The company is currently testing the feature with around 1,000 users, but if Square deems it to be successful, expect a wider rollout. The pandemic has brought economic hardship around the world, and a short-term cash infusion could help a lot of people—provided they pay it back on time.
Cash App is limiting its loan amounts to between $20 and $200 right now, though that would likely increase if availability is expanded. You’ve got four weeks to pay back the loan, and there’s a flat 5 percent interest fee, which means it’s a 60 percent APR. That’s definitely high, but most payday lenders and less-reputable companies charge three- and four-figure average percentage rates.
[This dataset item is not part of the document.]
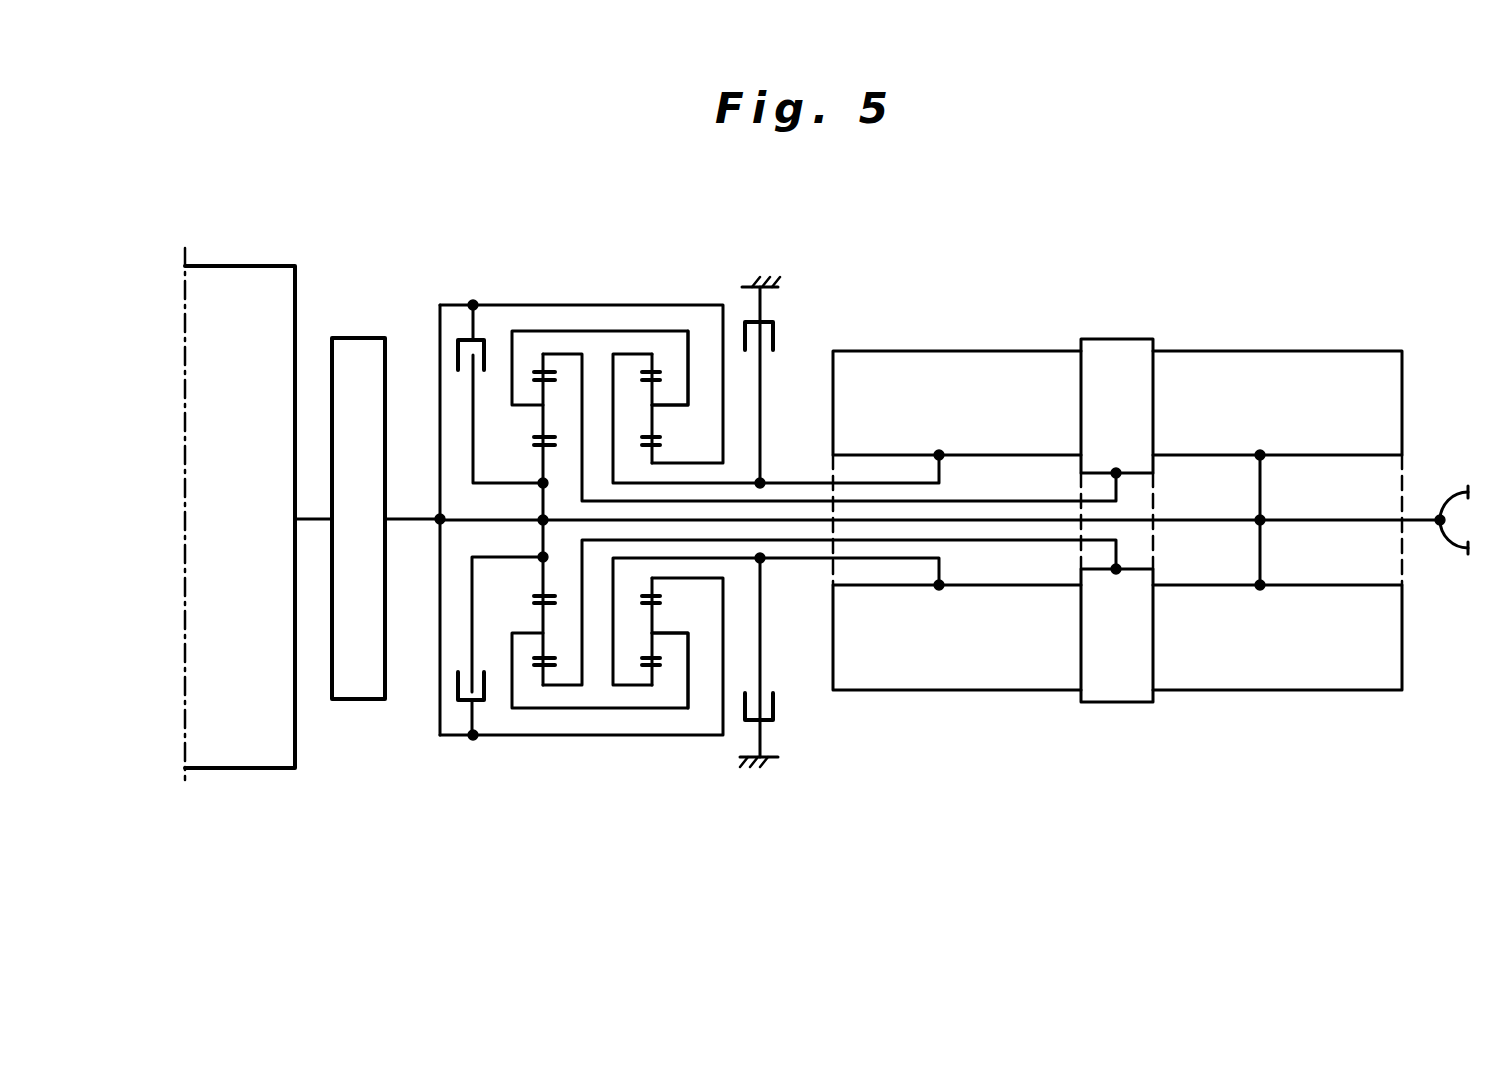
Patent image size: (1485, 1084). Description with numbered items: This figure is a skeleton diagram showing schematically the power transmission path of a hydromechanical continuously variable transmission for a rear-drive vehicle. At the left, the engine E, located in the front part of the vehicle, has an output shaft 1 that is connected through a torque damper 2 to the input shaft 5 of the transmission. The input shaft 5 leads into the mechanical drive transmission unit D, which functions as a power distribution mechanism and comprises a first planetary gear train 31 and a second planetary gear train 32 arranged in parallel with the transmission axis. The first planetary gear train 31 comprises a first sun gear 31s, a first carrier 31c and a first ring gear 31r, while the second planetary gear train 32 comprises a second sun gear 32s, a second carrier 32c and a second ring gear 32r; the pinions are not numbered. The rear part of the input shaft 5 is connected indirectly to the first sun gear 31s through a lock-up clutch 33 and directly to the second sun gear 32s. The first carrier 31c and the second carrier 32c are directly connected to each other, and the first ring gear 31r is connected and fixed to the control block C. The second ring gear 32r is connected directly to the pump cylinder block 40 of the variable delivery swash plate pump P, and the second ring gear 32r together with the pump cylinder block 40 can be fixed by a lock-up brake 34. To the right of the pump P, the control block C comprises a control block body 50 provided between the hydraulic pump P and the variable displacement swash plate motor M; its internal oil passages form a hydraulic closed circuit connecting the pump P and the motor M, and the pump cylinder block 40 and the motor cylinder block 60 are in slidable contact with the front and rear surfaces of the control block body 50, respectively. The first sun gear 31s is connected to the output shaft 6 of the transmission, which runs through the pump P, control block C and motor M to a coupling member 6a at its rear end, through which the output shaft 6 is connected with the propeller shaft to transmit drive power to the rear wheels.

Image courtesy of Center for Responsible Lending
If, for some reason, you can’t pay the loan back within the four weeks, there’s an additional one-week grace period. After that, an extra 1.25 percent (non-compounding) interest will be added each week. Defaulting means you won’t be able to take out any additional loans.
“We are always testing new features in Cash App, and recently began testing the ability to borrow money with about 1,000 Cash App customers,” a company spokesperson said in a statement to TechCrunch. “We look forward to hearing their feedback and learning from this experiment.”
Last year, Google banned apps from its store that enable personal loans with an APR of 36 percent or higher. It doesn’t allow apps that require loan repayments in full within 61 days, either, so it’ll be interesting to see how Cash App deals with those rules.